選挙直前にデーリー労働党党首の発言ビデオ公開

 2019年のNSW州議会選挙投票日直前に、2018年、マイケル・デーリーNSW州労働党党首がブルーマウンテンのパブでの講演の際に、「若年者がシドニーを離れ、博士号を持ったアジアからの移民がその後に入り込み、仕事を奪っている」と発言したビデオが公開された。

 シドニー・モーニング・ヘラルド紙(電子版)が伝えた。

 手持ちマイクで語るデーリー党首は、「私達の若い子供達がシドニーを逃げ出しているが、誰が代わりに入り込んでいると思う? 主としてアジアからの博士号を持った若い人達に取って代わられている。排外主義者と考えられたくないし、これは排外主義の問題ではなく、経済の問題だ」と語っている。

 この発言は2018年9月にウェントワース・フォールズのパブでの政策議論の一幕で、デーリー氏は計画担当スポークスマンの副党首だった。

 この発言に対して、参加者の男性が、「その発言をひどく憂慮する。どういう意味かはっきりさせてもらいたい」と質問している。

 その質問に対して、「これは事実を述べたまでだ。若い人達はシドニーに住むこともできなくなっており、海外からの労働者に取って代わられている。そのほとんどが中国、インドネシア、マレーシア、シンガポールなどアジアからの人々だ。アジアの若者がオーストラリアに働きに来るのだから悪いことではないが、私なら自分の娘にはセント・キルダではなくマルーブラに住んでもらいたいから悪いことでもある」と答えている。

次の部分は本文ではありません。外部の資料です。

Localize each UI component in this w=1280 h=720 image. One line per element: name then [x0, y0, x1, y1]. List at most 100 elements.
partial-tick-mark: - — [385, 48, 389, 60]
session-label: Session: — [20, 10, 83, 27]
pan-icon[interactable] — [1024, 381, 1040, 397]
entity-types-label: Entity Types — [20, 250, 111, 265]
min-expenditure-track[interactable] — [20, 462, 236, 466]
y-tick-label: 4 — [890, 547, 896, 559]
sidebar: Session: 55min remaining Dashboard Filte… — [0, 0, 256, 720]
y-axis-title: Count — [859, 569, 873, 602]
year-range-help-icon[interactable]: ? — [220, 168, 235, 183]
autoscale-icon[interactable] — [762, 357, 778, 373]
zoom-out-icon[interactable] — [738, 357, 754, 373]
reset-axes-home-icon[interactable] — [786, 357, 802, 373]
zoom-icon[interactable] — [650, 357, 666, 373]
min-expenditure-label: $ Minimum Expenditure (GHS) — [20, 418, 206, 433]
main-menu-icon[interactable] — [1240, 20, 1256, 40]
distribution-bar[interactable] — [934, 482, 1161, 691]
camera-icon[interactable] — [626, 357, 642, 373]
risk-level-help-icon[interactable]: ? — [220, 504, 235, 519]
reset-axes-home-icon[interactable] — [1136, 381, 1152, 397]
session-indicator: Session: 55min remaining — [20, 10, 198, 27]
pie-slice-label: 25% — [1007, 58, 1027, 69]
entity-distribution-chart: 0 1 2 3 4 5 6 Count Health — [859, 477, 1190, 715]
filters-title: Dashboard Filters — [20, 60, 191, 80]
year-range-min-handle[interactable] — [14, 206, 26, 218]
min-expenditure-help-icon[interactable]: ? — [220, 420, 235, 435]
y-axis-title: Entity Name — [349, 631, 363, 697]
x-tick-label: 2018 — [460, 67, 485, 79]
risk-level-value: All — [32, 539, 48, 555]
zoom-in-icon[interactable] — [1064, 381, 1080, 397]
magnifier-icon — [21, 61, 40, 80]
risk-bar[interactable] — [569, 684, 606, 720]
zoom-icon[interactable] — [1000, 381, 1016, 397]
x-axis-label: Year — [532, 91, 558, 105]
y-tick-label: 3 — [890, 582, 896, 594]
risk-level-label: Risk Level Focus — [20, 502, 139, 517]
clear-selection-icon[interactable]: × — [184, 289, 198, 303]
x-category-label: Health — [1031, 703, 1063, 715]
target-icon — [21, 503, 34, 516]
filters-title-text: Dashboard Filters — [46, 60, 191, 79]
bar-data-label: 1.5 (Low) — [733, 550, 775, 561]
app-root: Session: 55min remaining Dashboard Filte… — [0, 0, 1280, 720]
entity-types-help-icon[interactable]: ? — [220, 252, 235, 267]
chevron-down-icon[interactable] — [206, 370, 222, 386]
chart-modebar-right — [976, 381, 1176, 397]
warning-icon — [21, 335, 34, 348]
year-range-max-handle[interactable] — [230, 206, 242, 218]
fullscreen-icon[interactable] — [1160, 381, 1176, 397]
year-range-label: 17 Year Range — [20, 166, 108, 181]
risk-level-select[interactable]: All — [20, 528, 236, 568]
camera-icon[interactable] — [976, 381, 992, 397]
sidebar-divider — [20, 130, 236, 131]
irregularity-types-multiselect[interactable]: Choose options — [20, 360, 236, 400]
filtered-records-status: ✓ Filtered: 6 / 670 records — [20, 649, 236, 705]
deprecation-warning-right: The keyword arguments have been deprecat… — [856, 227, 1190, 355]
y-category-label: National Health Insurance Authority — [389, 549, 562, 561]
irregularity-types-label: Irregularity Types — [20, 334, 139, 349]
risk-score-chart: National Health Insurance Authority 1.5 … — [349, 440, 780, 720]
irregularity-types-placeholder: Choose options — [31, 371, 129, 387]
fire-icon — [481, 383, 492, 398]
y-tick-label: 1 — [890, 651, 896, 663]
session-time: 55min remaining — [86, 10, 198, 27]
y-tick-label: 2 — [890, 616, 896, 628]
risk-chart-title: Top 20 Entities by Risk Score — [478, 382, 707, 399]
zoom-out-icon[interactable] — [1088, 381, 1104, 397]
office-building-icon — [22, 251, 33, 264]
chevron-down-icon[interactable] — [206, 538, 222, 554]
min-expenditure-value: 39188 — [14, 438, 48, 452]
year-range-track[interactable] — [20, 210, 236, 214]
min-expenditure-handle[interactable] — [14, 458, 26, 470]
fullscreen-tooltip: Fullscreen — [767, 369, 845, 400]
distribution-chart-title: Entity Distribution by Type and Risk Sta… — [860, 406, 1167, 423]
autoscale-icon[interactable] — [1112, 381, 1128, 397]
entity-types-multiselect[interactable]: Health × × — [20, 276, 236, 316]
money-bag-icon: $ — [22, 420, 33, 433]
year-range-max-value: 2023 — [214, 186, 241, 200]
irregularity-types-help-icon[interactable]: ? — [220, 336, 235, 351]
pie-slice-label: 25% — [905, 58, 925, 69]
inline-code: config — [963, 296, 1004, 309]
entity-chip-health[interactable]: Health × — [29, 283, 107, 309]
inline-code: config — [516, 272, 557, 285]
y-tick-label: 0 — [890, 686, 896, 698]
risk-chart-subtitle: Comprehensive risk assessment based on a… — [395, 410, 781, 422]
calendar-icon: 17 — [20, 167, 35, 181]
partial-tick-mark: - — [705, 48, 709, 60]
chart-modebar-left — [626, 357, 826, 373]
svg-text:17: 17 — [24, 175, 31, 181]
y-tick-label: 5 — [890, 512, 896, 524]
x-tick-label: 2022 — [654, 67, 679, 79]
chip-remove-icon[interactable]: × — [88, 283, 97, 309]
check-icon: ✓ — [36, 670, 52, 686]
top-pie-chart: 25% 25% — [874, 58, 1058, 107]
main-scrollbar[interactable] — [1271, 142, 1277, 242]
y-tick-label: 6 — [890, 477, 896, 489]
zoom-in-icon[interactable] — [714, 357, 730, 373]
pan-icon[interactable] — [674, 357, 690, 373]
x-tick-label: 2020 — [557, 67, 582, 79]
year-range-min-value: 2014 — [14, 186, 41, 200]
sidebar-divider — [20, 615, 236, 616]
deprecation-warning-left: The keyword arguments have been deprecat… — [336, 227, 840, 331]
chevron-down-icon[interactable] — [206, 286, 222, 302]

 3月18日、デーリー党首の広報担当者は、「党首は、シドニーの生活費と住宅価格押し上げ圧力について語ったものだ」と語っており、デーリー氏も「言葉の選び方がまずかった」と謝罪している。

 デーリー氏の前任のルーク・フォリー前労働党党首は、酔ってABC放送女性ジャーナリストの背中に手を入れたというスキャンダルで失脚しているが、失脚前の2018年5月に、デーリー・テレグラフ紙のインタビューに答えて、「シドニーの特定地区からイギリス系家族が脱出している。私が特に憂慮するのは、フェアフィールド周辺の地区で、そのあたりはシリアやイラクからの難民の流入が大きく、かなりの負担を強いられている」と語っており、後に謝罪を余儀なくされている。